@MετάEd wait, that's nasty. how did you get makeup inside your mouth?
@Tonepoet that's 150 yrs or more (13thc = 1200's). But I don't trust that. good morwe, good morning are surely much earlier. Phaticisms like greetings aren't normally recorded in poetry or narrative writing which is much more formal. So my great suspicion is that they were used much earlier, and really the ancient germans probably had something cognate anyway.
@Tonepoet a good example of the problem with dictionaries. That first definition is not what 'whiplash' evokes in any native speaker. whiplash is what happens to your neck when you bump into another car, your neck snaps forward.
@Mitch It's supposed to be the first thing it evokes because it's obviously a metaphor. The context makes it rather clear what's meant and the definition is valid even if it is less common.
and then you'd have to take into account the cultural context of the future historians, their ethnicities, their childhood traumas (or lack thereof, explaining a desperate need to surveil the lives of others), time of day (often overlooked).
@mitch I just checked all the usual online suspects over. Aside from the Cambridge learner's dictionary, all the others list the lash of a whip definition first. Besides, since when did we start being picky about how common a definition is?
In Latin, lego also means collect, but the metaphor was about collecting written words as a reader, rather than collecting spoken words as a speaker as in Greek.

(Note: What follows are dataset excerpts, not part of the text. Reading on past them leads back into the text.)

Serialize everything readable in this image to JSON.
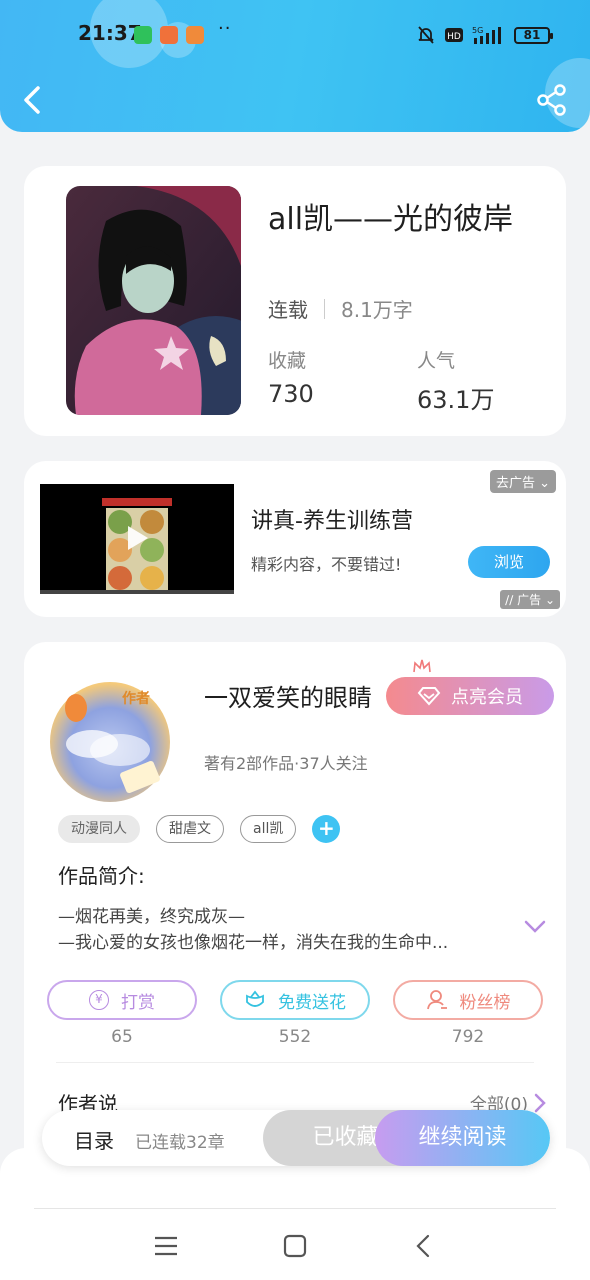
{
  "status_bar": {
    "time": "21:37",
    "dots": "··",
    "battery": "81"
  },
  "book": {
    "title": "all凯——光的彼岸",
    "status": "连载",
    "word_count": "8.1万字",
    "favorites_label": "收藏",
    "favorites_value": "730",
    "popularity_label": "人气",
    "popularity_value": "63.1万"
  },
  "ad": {
    "title": "讲真-养生训练营",
    "desc": "精彩内容，不要错过!",
    "browse": "浏览",
    "remove_ad": "去广告",
    "ad_tag": "广告"
  },
  "author": {
    "badge": "作者",
    "name": "一双爱笑的眼睛",
    "vip_button": "点亮会员",
    "meta": "著有2部作品·37人关注",
    "tags": [
      "动漫同人",
      "甜虐文",
      "all凯"
    ],
    "tag_add": "+",
    "intro_heading": "作品简介:",
    "intro_line1": "—烟花再美，终究成灰—",
    "intro_line2": "—我心爱的女孩也像烟花一样，消失在我的生命中...",
    "actions": {
      "reward": {
        "label": "打赏",
        "count": "65",
        "icon_char": "¥"
      },
      "flower": {
        "label": "免费送花",
        "count": "552"
      },
      "fans": {
        "label": "粉丝榜",
        "count": "792"
      }
    },
    "author_says": "作者说",
    "all_link": "全部(0)"
  },
  "bottom_bar": {
    "toc": "目录",
    "chapters": "已连载32章",
    "collected": "已收藏",
    "continue": "继续阅读"
  },
  "colors": {
    "accent_blue": "#3ec3f3",
    "purple": "#c79cf0",
    "vip_pink": "#f48a8e",
    "reward_purple": "#b78be0",
    "flower_cyan": "#35c2e0",
    "fans_red": "#ef8a7e"
  }
}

"I got 500 whiplashes" sounds like a foreigner. we don't know whether they mean they were in 500 car crashes and hurt their neck (because that's the natural understood meaning of 'whiplash') or 500 lashes of the whip (which would make more practical sense because 500 car crashes is pretty unlikely to happen), but that sounds strange, you wouldn't say it that way, you'd say '500 lashes of the whip'
Well we don't discuss lashing whips very often anymore because they're obsolete. The only reason somebody might want to use them after the advent of guns is to keep slaves and the English speaking nations abolished slavery.

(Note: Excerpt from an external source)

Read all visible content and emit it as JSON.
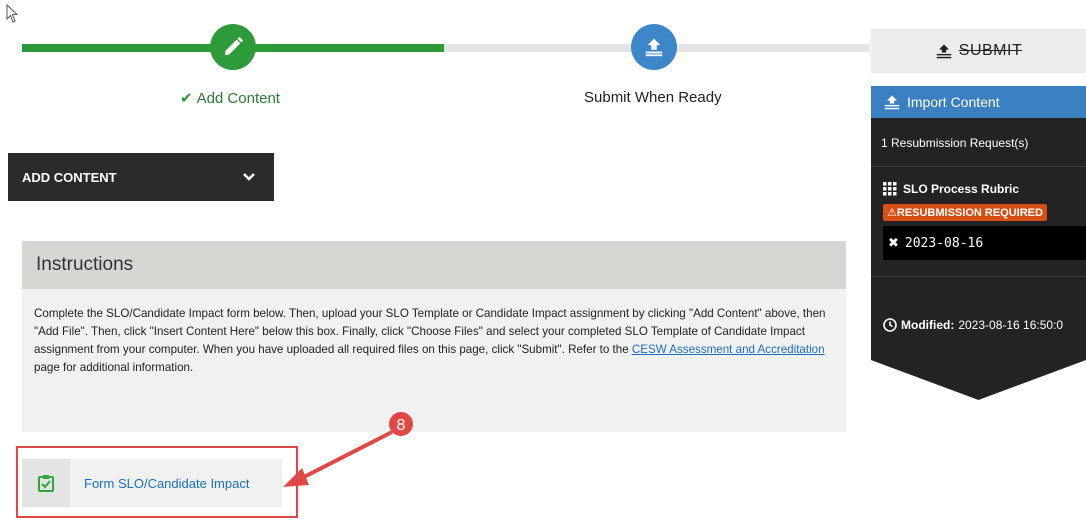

@Tonepoet Not common at all. at the point of a gun a native speaker would say 'Do you mean that literally like the lash of a whip? or is it 'whip of a lash'? Here, why don't you loosen these shackles and I can show you.'
@Tonepoet I know, but what? Seriously, I don't know a single person who would think 'getting struck with a whip' as opposed to 'got into a car accident'.
@Tonepoet You have two native speakers here who disagree with that. Both of whom have given a good descriptive argument on how to read and understand the word, and interpret the entries in the dictionary. Who're you going to trust? Your reading of the book or ours?
@Mitch My point with that is that if we are going to be polling which construct is more likely to be used, we need to ask people who actually use the sentences in question. Other than people who actually use whips, you've also got fantasy writers.
@Tonepoet OK. Then you agree with us that 'whiplash' almost always means an injury from a quick turn of the neck? and rarely if ever literally means a lash of a whip?
@Cerberus It's not bad to fight against oppression. I'm no supporter of the Iranian government's actions either. But I bet you some million reputation points none of these men gives a shit about women rights.
Just because some people used to follow tradition blindly in the 19th century, that doesn't mean tradition is bad. On the contrary. You just have to make sure bad traditions are killed, and keep honour the good ones.
The recent global mental wave of distrusting your government is much, much more worse and prevalent in the case of Iranians @Cerb. They do a million funny things everyday to "make some point".
@TIPS at some point in the past (before early 80's, no one in Iran wore the hijab (except maybe out in the countryside). So the fashion changed. It could change again.
@Cerberus Because they don't. They don't really care. If the Iranian government instead spoke of women rights, they would've put pictures of women with hijab.
@TIPS But to someone's point not necessarily here, most of those people are super old and will die soon. But then all the young women are going to get sick and tired of wearing the hijab during the hot hot summer.
Hmm, well i just mean the metaphors are interpreted as if the literal meaning of the metaphor is the alluded one and so the metaphors lose any qualities of allusion, alongside the thought processes which made the metaphors so effective in the first place.
BUt that is a neologism somewhere here on chat for getting a chat message preceded by message from other interleaved conversations, thereby possibly renegotiating the meaning based on the new context
I'm not concerned about what better they can do now. There are hundreds of thousands or maybe millions of people who sympathize with those objections if not participate in them. Should they all be called insincere?
@TIPS sue, chador. they show a lot of hair above their forehead. I use hijab to mean headscarf even though it is literally a lot more than that. a lot more cloth
Truth is . . . Iranians have been oppressed for so long, a sudden spark of liberty may have horrifying results. Like leaving someone in the desert without food for some days, then taking them to a neat kitchen.
@TIPS Also, because of the lack of recent rain here, and because I've been secretly watering my grass, for once, really, the grass is greener on my side of the fence.
@Tonepoet I think Orwell was just esthetically displeased by them because they were over used, and that those who (over) used them really didn't have a clear understanding of what the new metaphorical meaning was, which led to empty bombast in speeches which seemed to impress voters who weren't thinking real hard.
I just wanted to say if you want to approve or oppose something you should get a good understanding of what it is and what are the intentions behind it.
@Mitch I saw Ghostbusters. I loved it. I have the entire dialogue of the original movie memorized, I've seen it so many times, but I think the new one is better than the original in every way.